Confectionery firm Carambar & Co. has completed a EUR35m (US$39.9m) investment under a deal to centralise its operations in France. 

Carambar was formed in 2016 when French investor Eurazeo bought up a clutch of brands from US-based snacks giant Mondelez International, including Poulain, Carambar, Krema, La Pie Qui Chante and Terry’s. The deal also included licensing agreements for Pastilles Vichy, and Pralines Suchard and Malabar. 

A spokesperson told just-food the company had been founded on the principle 100% of its production would be France-based.

The investment took in five production facilities across France, with a plant in Strasbourg getting EUR12m. That site, which lost certain brands retained by Mondelez, is taking on the production of Terry’s chocolate orange previously made in Poland and the Czech Republic, and destined for export to the UK.

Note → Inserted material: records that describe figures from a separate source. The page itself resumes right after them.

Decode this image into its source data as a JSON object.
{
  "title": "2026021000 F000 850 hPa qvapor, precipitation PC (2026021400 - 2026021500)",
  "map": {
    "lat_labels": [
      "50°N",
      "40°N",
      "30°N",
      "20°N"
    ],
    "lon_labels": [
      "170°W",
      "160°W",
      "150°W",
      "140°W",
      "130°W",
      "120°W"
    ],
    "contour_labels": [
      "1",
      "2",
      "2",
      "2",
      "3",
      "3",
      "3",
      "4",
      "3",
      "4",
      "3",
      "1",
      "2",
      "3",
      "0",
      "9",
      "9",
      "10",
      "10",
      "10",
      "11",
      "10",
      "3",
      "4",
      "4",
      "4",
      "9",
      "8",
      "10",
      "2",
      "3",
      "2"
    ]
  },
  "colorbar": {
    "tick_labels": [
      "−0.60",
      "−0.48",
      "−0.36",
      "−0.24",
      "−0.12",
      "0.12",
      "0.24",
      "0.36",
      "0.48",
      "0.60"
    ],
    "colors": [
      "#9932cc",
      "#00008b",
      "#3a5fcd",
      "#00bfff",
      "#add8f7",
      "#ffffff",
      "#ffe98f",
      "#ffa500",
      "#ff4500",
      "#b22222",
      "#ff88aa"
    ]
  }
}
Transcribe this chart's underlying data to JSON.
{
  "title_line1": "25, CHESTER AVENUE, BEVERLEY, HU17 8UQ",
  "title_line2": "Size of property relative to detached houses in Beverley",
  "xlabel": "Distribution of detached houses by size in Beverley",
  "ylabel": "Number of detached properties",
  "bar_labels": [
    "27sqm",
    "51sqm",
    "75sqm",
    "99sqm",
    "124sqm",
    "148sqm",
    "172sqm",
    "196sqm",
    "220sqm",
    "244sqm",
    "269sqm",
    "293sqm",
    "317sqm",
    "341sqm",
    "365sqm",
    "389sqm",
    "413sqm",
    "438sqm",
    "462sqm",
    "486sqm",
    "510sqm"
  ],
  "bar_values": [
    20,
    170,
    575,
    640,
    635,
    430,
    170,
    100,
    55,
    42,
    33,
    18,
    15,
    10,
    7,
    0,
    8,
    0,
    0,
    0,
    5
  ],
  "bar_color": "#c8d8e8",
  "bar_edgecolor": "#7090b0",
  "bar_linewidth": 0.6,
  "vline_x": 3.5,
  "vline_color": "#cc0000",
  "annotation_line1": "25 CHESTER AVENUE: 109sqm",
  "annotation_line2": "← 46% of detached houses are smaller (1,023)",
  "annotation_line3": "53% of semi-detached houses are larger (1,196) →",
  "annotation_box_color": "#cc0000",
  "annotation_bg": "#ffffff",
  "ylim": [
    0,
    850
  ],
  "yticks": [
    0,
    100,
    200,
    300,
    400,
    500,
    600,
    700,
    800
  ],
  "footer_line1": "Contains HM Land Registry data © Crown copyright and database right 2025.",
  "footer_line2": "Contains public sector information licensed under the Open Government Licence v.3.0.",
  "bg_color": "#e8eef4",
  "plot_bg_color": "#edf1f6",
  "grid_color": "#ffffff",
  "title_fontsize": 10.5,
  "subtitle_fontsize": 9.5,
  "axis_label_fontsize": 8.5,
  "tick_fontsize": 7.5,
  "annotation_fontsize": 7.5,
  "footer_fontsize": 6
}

President and chief executive Thierry Gaillard told French media, in comments confirmed by just-food: “Mondelez became disinterested with chocolates and sweets linked to national markets. Our project is just the opposite, concentrating on brands which are very much identified as being part of a national heritage and where we are trying to develop an export business for them based on France’s good image as a manufacturing country”.
 
Carambar last booked an annual turnover of EUR250m and employs 1,000 people.